Turning on a tiny $2 DC fish-tank pump is easy. Automatically managing an enormous 1-Horsepower AC centrifugal pump that draws 1500 Watts to fill a towering 500-gallon roof tank requires bulletproof fail-safes. The Water Pump Controller project introduces terrifying physical danger: If the logic loop fails, a massive commercial pump runs completely dry, violently melts its own impeller shaft, catches fire, and floods the house!

The Dual Float-Switch Hysteresis Check

You cannot use a generic analog depth sensor. You must use massive, physical Magnetic Reed Float Switches installed at the absolute Top and Bottom of the 500-gallon tank.

1. FloatTop (Pin 2): Detects if the tank is overflowing!
2. FloatBottom (Pin 3): Detects if the tank is bone dry!
3. The Catastrophic Wave Error: If you just code if (FloatTop == LOW) { turnOffPump(); }, you will fail instantly! When water reaches the top, the splashing waves will bounce the float up and down rapidly! The 1-HP AC motor will violently flicker ON and OFF 10 times a second, instantly destroying the electrical contactor!
4. The Hysteresis Dead-Band Trap:

if (digitalRead(FloatBottom) == HIGH) {
  // Tank is totally empty! Turn it on!
  digitalWrite(PumpRelay, HIGH); 
  pumpIsRunning = true;
}

// Do absolutely NOTHING until the water hits the very top limit!
if (digitalRead(FloatTop) == HIGH && pumpIsRunning == true) {
  // Tank is entirely full!
  digitalWrite(PumpRelay, LOW); // Kill power!
  pumpIsRunning = false; 
}

The "Dry Run" Failsafe Timer

Even with perfect floats, what if the municipal water supply is shut off down the street?
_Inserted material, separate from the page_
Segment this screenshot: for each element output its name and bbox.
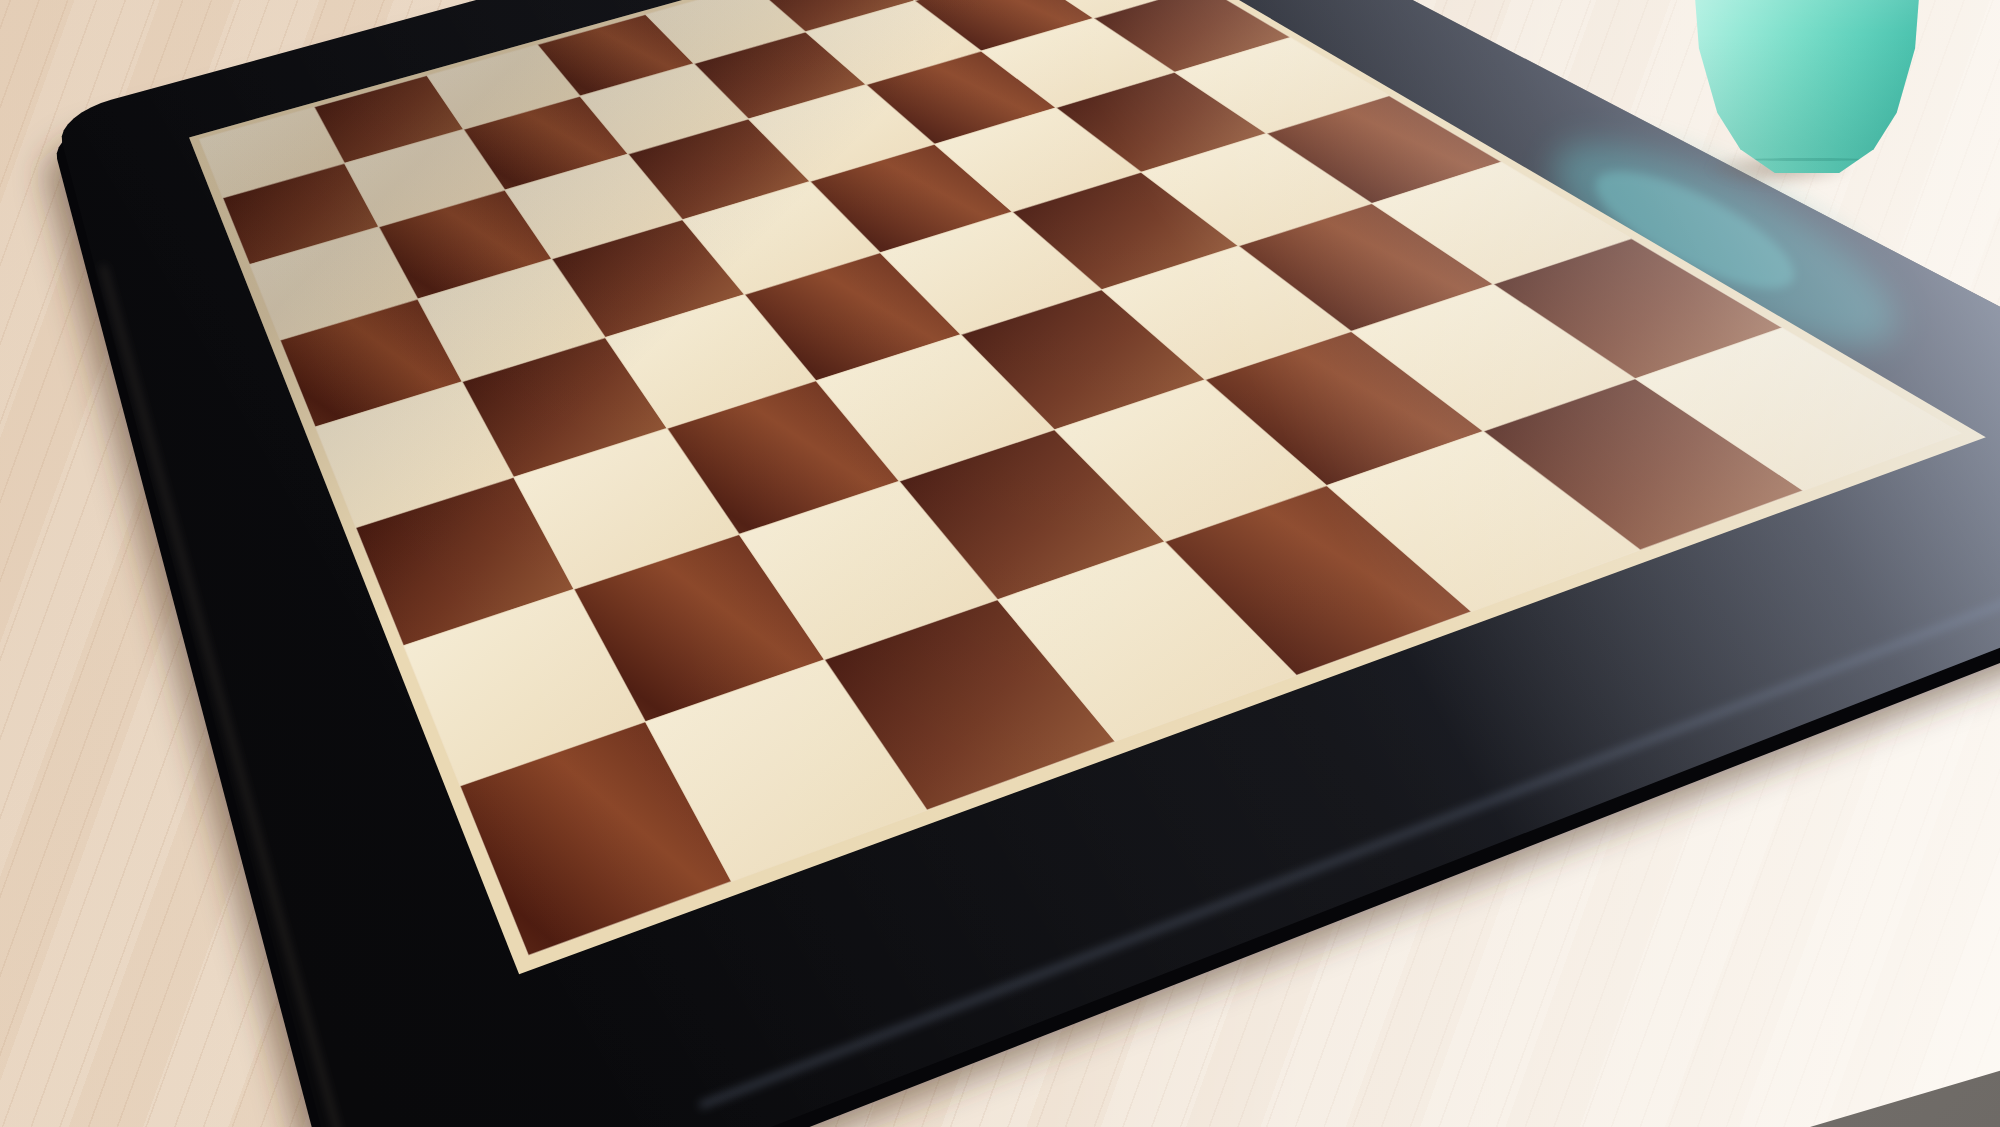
pot-foot-line (1747, 158, 1867, 161)
scene (0, 0, 2000, 1127)
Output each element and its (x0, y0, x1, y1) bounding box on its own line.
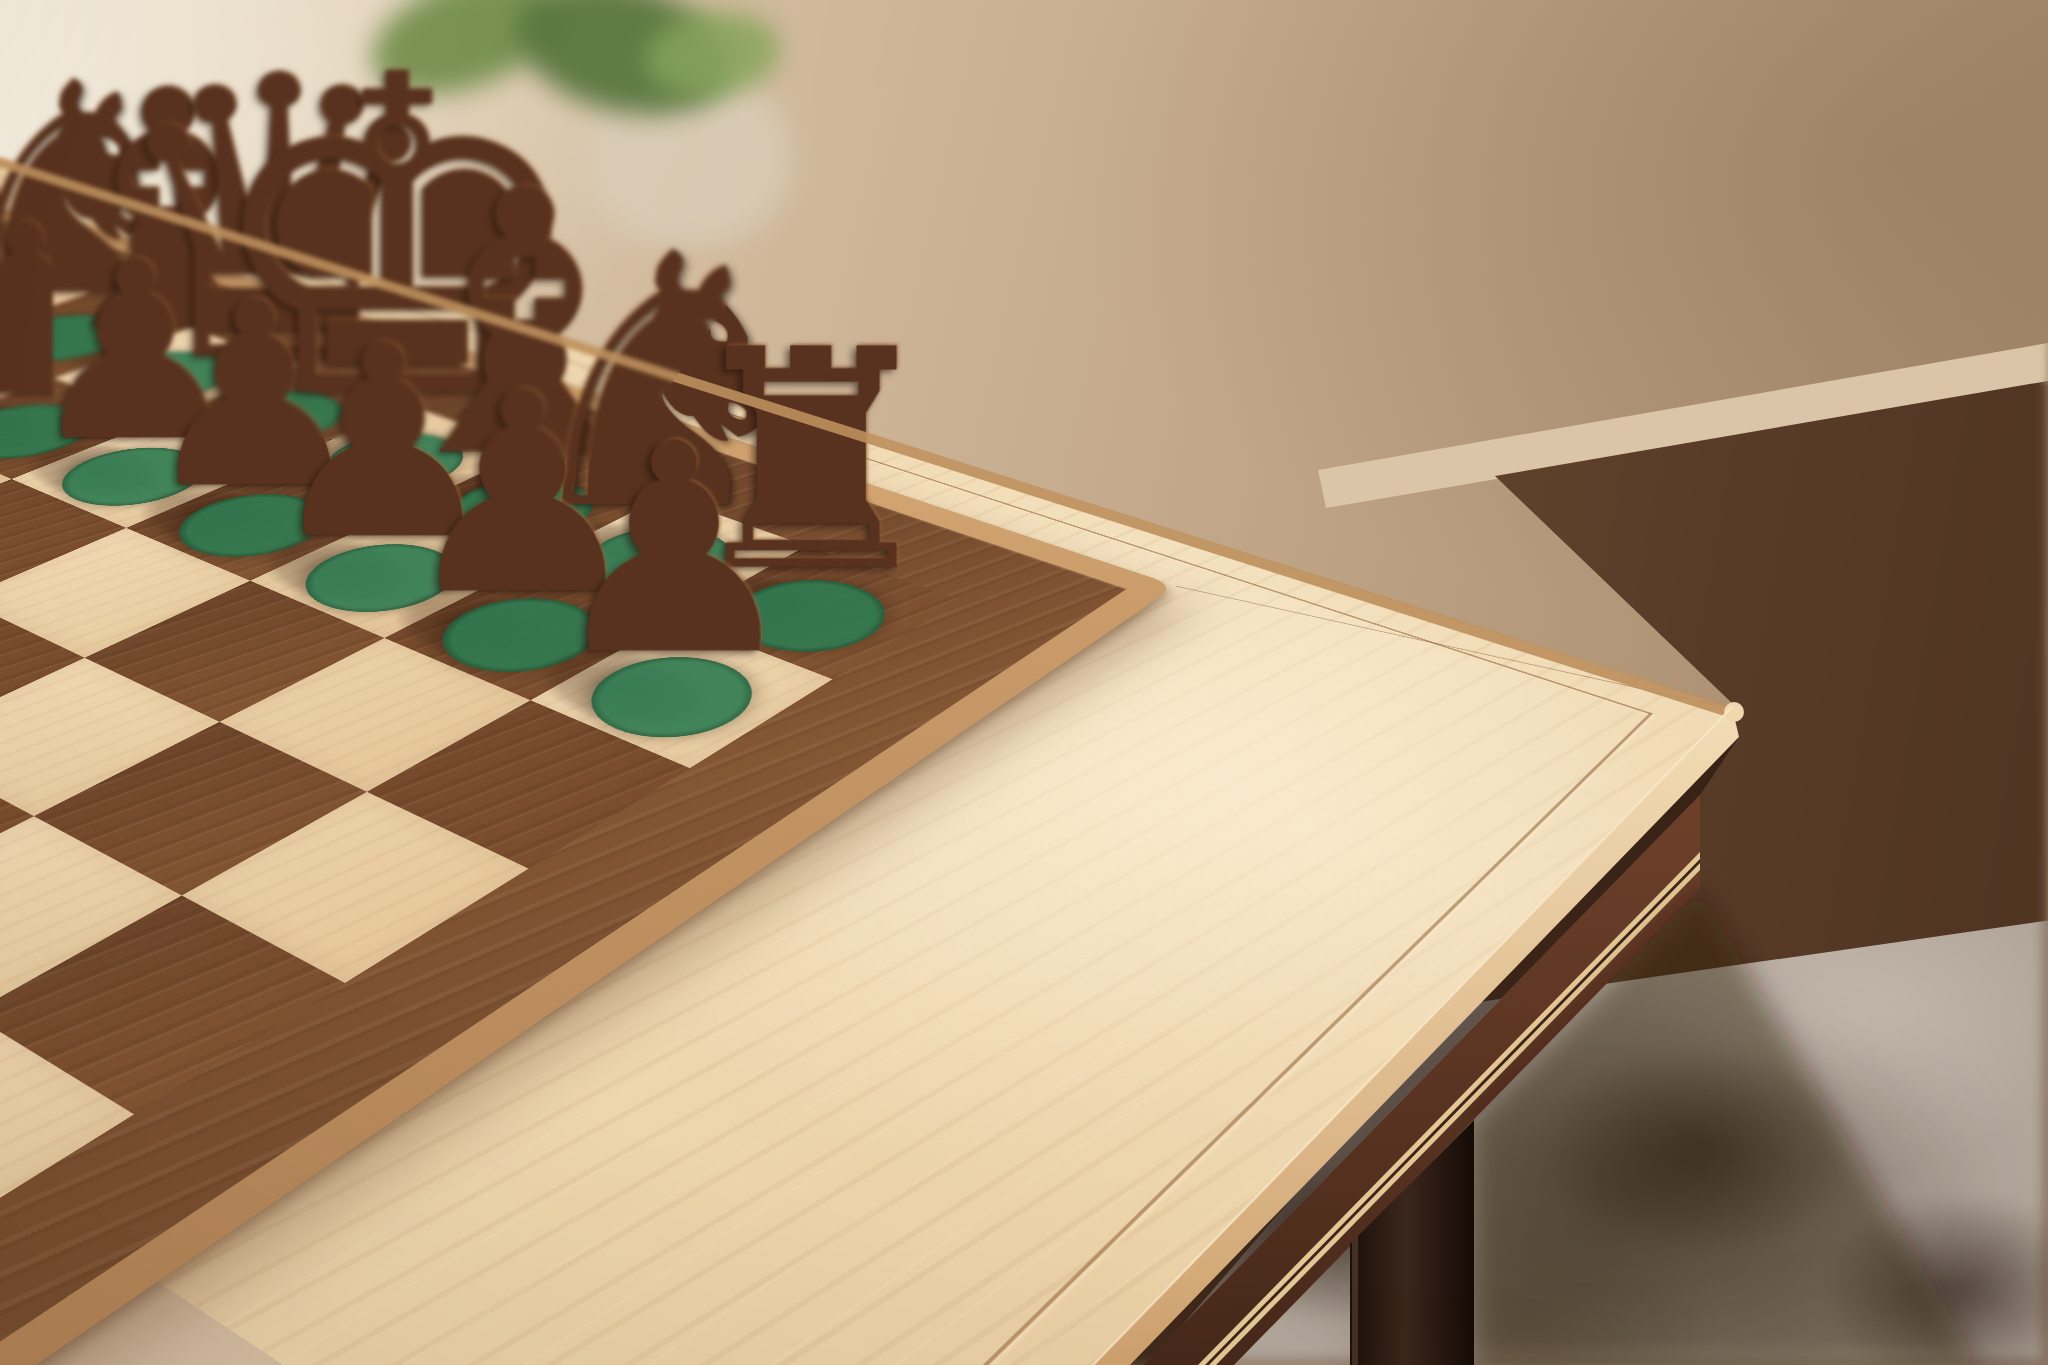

• The Arduino initiates the PumpRelay! Water should be entering!
• The C++ code starts a massive unsigned long safetyTimer = millis();.
• If 20 minutes go by, and FloatTop is STILL not triggered, the Uno realizes there is NO WATER in the pipes!
• It violently overrides the entire system, killing the Heavy Relay, blasting a Piezo Siren, and locking out the interface until human intervention!

High Voltage AC Pumping Setup

• Arduino Uno/Nano (Standard execution speeds).
• Two Physical Magnetic/Mechanical Float Switches.
• Heavy Duty 30A AC Contactor Relay or Solid State Relay (SSR) (A tiny blue 10A Arduino relay will literally melt and fuse shut on a 1-HP AC pump motor surge!).
• Standard 16x2 LCD for telemetry and system lockout feedback.
• (DANGER: Lethal Mains Voltage! Never run the 110V/220V lines anywhere near the water tank float switches. The float switches must be grounded exclusively through the safe 5V Arduino logic pins!).